As India climbed the Everest at home once again in 2011, by annexing the title in what was Sachin Tendulkar's sunset World Cup, the author did not miss the bigger picture - the impact on the game itself of the success of a nation that dominates cricket commerce.
"The ascending popularity of the 20-overs-a-side competition after the introductory World Twenty20 in 2007 had cast doubts about the future of One-day Internationals. This ceased to be a topic of discussion after a buoyant 2011 World Cup," says Ray.
While those looking for spicy dressing room gossip or off-the field candid camera tales could find in Roy a conscious design to play with the straight bat, the book is a collectors' item - replete with sharp insights, stats and absorbing anecdotes.
Besides a faithful cricketing analysis of the matches, Ray presents full scorecards for the outings in the 1983 and 2011 World Cups; scores in brief are provided for all other ties.
The narrative is chronological, largely reportage, but becomes unsparingly critical of the cricketing demi-gods and the Board of Control for Cricket in India at times, as Roy's pen dissects the many failures of the side.
For instance, cricketing legend Sunil Gavaskar - who composed a fitting and beautiful foreword - does not escape harsh admonition for carrying his bat for the entire 60 overs in the inaugural World Cup match in 1975 for a pathetic 36 not out. Roy pulls up Gavaskar for making "no effort to respond in the spirit of one-day cricket", and even quotes Wisden, which said the Mumbaikar "sat on splice" throughout the innings.

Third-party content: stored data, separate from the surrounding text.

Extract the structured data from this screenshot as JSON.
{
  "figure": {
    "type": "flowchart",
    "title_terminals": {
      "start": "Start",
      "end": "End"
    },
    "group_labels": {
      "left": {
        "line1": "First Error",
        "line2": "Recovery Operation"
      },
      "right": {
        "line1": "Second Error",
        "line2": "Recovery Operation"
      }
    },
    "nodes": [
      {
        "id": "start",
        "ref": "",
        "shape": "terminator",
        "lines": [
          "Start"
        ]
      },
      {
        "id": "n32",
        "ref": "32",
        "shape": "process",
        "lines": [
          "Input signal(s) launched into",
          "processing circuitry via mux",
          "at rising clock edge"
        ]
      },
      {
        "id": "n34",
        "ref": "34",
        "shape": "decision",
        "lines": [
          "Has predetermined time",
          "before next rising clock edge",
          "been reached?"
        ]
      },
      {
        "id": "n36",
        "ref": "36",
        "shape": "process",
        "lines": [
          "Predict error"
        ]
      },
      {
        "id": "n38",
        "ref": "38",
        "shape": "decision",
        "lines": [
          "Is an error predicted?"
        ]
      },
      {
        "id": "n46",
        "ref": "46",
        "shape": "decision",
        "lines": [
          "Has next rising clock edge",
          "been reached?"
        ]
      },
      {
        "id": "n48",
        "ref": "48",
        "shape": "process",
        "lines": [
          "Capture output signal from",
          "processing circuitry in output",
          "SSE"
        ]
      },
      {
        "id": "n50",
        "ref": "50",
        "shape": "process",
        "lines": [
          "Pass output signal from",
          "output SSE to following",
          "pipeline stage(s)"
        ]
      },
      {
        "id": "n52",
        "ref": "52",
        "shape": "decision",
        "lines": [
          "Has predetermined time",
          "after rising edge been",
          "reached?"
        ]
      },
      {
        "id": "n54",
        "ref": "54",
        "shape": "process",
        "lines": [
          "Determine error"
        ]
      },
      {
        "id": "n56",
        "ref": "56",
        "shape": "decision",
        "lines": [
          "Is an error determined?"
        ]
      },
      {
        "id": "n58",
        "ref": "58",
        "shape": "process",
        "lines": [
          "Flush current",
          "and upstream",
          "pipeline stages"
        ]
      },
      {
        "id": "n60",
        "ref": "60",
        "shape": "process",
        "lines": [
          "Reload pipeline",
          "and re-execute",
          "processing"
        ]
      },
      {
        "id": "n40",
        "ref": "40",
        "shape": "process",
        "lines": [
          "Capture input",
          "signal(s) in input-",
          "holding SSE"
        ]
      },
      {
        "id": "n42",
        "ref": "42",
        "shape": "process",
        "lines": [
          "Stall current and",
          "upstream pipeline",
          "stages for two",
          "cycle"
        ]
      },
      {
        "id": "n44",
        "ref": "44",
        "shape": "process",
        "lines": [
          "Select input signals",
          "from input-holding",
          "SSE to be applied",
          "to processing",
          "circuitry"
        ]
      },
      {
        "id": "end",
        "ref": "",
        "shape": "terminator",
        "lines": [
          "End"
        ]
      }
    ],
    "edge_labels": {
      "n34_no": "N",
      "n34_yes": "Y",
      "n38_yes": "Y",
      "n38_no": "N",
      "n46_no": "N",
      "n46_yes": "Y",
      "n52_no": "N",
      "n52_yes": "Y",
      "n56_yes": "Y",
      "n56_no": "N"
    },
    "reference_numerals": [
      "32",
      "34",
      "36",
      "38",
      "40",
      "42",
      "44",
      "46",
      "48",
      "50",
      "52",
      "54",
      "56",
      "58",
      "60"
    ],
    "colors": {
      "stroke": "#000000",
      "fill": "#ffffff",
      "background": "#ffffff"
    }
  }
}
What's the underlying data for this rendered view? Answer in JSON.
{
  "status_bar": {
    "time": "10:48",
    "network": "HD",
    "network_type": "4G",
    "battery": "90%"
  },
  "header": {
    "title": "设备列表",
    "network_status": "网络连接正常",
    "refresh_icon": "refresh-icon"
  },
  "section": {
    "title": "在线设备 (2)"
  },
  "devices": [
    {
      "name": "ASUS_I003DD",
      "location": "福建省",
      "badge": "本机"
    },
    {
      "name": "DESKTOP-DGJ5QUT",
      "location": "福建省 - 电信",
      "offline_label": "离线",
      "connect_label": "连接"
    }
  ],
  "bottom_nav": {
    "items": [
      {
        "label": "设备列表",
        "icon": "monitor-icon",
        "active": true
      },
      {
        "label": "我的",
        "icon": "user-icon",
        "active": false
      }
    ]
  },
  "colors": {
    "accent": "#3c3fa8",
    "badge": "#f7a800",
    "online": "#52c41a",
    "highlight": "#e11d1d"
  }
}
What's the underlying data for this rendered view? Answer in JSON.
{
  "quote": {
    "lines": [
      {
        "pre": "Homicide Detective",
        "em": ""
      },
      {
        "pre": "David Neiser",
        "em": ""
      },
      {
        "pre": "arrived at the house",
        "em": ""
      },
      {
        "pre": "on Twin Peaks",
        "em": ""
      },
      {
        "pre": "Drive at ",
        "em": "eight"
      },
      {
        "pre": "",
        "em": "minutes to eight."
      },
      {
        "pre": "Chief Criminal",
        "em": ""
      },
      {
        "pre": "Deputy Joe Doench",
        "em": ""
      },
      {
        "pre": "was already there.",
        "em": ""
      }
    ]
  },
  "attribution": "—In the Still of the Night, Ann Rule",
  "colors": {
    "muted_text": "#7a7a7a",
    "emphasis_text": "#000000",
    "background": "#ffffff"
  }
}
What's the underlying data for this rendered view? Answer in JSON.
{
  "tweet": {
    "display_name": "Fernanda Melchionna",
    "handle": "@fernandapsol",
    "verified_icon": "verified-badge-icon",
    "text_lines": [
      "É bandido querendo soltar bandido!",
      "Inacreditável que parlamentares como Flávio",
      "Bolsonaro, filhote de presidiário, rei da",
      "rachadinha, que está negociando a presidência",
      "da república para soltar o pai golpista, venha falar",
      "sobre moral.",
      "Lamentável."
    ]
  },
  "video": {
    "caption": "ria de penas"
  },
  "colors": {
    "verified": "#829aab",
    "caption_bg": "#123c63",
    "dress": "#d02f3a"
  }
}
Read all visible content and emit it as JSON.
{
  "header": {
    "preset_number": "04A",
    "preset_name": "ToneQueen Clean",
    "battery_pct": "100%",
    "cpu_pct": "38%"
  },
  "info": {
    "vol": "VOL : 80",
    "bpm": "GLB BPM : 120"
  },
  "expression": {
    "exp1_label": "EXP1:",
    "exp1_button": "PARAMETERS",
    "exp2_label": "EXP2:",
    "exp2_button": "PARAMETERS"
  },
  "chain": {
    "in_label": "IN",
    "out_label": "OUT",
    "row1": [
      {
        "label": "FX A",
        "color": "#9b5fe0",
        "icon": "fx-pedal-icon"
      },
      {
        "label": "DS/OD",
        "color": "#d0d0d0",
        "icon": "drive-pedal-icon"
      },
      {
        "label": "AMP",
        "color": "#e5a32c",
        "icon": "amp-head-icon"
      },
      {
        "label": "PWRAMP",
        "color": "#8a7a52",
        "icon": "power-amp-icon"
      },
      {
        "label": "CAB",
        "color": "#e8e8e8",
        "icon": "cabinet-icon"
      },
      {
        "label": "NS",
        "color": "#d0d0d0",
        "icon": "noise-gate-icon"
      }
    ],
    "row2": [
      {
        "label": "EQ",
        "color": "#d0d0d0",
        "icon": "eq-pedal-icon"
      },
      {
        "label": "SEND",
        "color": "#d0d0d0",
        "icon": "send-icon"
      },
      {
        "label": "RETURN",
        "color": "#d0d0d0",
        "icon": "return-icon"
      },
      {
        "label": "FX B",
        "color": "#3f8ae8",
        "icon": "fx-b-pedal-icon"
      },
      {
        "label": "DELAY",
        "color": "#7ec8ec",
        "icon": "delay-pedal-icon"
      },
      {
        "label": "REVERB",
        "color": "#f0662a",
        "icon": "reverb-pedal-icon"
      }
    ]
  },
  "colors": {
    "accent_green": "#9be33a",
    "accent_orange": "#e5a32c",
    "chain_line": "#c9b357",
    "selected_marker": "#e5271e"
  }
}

Again, India's highly forgettable show in 2007 makes Roy charge the BCCI with having "systematically undermined India's potential by going berserk with one-day cricket, forgetting or being unaware that the aim has got to be to be the world's best in Test cricket". He surmises: "For decades, the most unsuitable people have administered cricket in India".
Roy, whose classical English and golden voice kept generations of Indian listeners on All India Radio mesmerised, writes lucid prose in a racy style that holds the reader's attention, notwithstanding a few - very few - grammatical oversights and typos. As Gavaskar aptly puts it: "The way he finds the right word to describe a situation is quite amazing."